Often Quoted San Francisco “Nexus Study” is Junk Science
SAN FRANCISCO – Housing moratorium activists, and indeed some city officials, routinely argue in Planning Commission and Board of Supervisors meetings that market rate housing can never help us fight the housing crisis, often quoting “the city’s own study” that purportedly shows building market rate units increases demand for below market rate units.
The study is called The Residential Nexus Analysis, and you can read it here.
On page 4, under “Context and Purpose” the consultants write, “the City has contracted with Keyser Marston Associates to prepare a nexus analysis in support of the Inclusionary Housing Program,” (emphasis mine). The purpose of the nexus study was not to discover a phenomenon in the world, the purpose was to provide “supporting documentation” for impact fees.
Perhaps you remember in school getting an assignment like, “Argue that HP Lovecraft’s The Shadow Out of Time is a parable of overbuilding.” Whether you agreed with that thesis or not, you understood the assignment was to marshal whatever scraps of fact you could, and string them together, however tenuously, into an argument that supported the thesis.
The contract the city made with Keyser Marston specified that the document must “support” the Inclusionary Housing Program. In other words, the outcome was determined in advance.
Let’s look at the reasoning of the report itself.
The methodology or analysis procedure for this nexus analysis starts with the sales price (or rental rate) of a market rate residential unit, and moves through a series of linkages to the income of the household that purchased or rented the unit, the disposable income of the household, the annual expenditures on goods and services, the jobs associated with the purchases and delivery of services, the income of the workers doing those jobs, the household income and, ultimately, the affordability level of the housing needed by the worker households. (pg 5) …
An underlying assumption of the analysis is that households that rent or purchase new units represent net new households in the City of San Francisco. (pg 6)
The argument is that a new, expensive (some would say “luxury”) home will be inhabited by a rich person who is new to the area and would not have moved to the area without the new unit being built. The rich person hires a cleaning lady, and buys expensive coffees, and goes to the drycleaner. All of these workers are low income workers, and the low income workers need low cost housing. Therefore, expensive housing units create a need for cheaper housing units.
That would be considered an irresponsibly naive assumption in an actual academic work.
In fact, 84% of households that rent or purchase new units already lived in SF. It is not reasonable to assume that households in new units are new to the area. This is a severe blow to the results of the nexus study. If a high income person in a new unit already lived in SF, then the new unit didn’t cause any new jobs to be created.

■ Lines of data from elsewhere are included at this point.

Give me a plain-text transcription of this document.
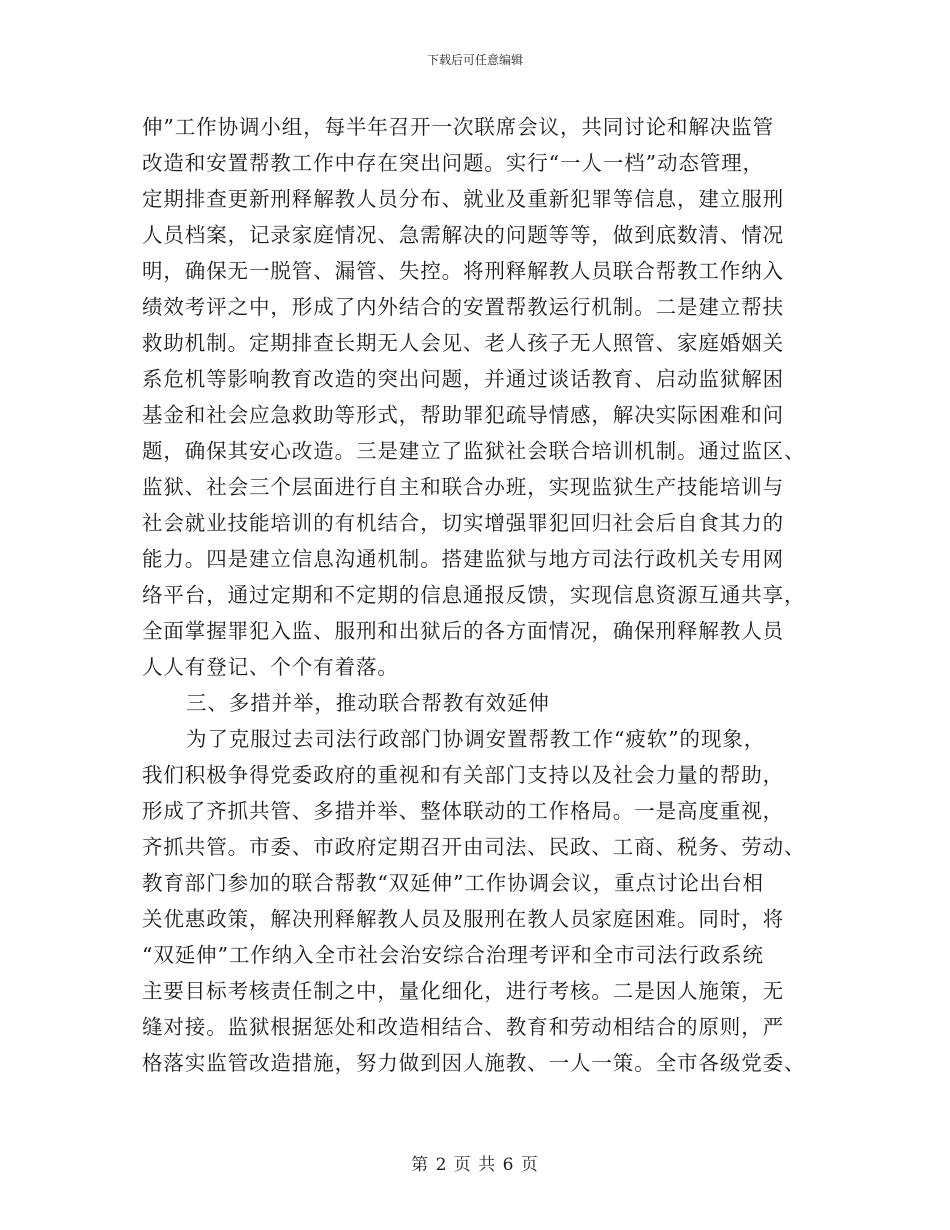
下载后可任意编辑
伸”工作协调小组，每半年召开一次联席会议，共同讨论和解决监管
改造和安置帮教工作中存在突出问题。实行“一人一档”动态管理，
定期排查更新刑释解教人员分布、就业及重新犯罪等信息，建立服刑
人员档案，记录家庭情况、急需解决的问题等等，做到底数清、情况
明，确保无一脱管、漏管、失控。将刑释解教人员联合帮教工作纳入
绩效考评之中，形成了内外结合的安置帮教运行机制。二是建立帮扶
救助机制。定期排查长期无人会见、老人孩子无人照管、家庭婚姻关
系危机等影响教育改造的突出问题，并通过谈话教育、启动监狱解困
基金和社会应急救助等形式，帮助罪犯疏导情感，解决实际困难和问
题，确保其安心改造。三是建立了监狱社会联合培训机制。通过监区、
监狱、社会三个层面进行自主和联合办班，实现监狱生产技能培训与
社会就业技能培训的有机结合，切实增强罪犯回归社会后自食其力的
能力。四是建立信息沟通机制。搭建监狱与地方司法行政机关专用网
络平台，通过定期和不定期的信息通报反馈，实现信息资源互通共享，
全面掌握罪犯入监、服刑和出狱后的各方面情况，确保刑释解教人员
人人有登记、个个有着落。
三、多措并举，推动联合帮教有效延伸
为了克服过去司法行政部门协调安置帮教工作“疲软”的现象，
我们积极争得党委政府的重视和有关部门支持以及社会力量的帮助，
形成了齐抓共管、多措并举、整体联动的工作格局。一是高度重视，
齐抓共管。市委、市政府定期召开由司法、民政、工商、税务、劳动、
教育部门参加的联合帮教“双延伸”工作协调会议，重点讨论出台相
关优惠政策，解决刑释解教人员及服刑在教人员家庭困难。同时，将
“双延伸”工作纳入全市社会治安综合治理考评和全市司法行政系统
主要目标考核责任制之中，量化细化，进行考核。二是因人施策，无
缝对接。监狱根据惩处和改造相结合、教育和劳动相结合的原则，严
格落实监管改造措施，努力做到因人施教、一人一策。全市各级党委、
第 2 页 共 6 页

Conversely, it is demonstrably false that high income people move here only if a new unit is built for them. In fact, 97% of high income people move into existing housing in SF. The implication of the nexus study is that new units create a new need for low income housing, a need that would not exist if the new units weren’t built. If 97% of high income people are moving into existing housing, the need for low rent housing is independent of the creation of new, expensive housing. High income people are moving here, new housing or not.
The consultant’s assignment was to argue that there is a nexus between new building and the need for subsidized housing. A document proving that linkage is required by state law to justify any fee on new housing. The decision to try and impose a fee was already made as part of the political process, so the report’s conclusion was foregone.
Regardless of how we feel about whether it is helpful for new housing construction to be taxed to subsidize affordable housing, we must concede that a report that failed to show building new housing produces a need for subsidized housing would have been rejected by the City of SF. It would not have filled the terms of the contract between SF and the consultant.
So when you hear it brought forward as a justification for moratoriums, blockages, and protests, remember that the nexus study was never a scientific document that neutrally investigated the world, and reported the facts. It was always a political document and should be treated as such.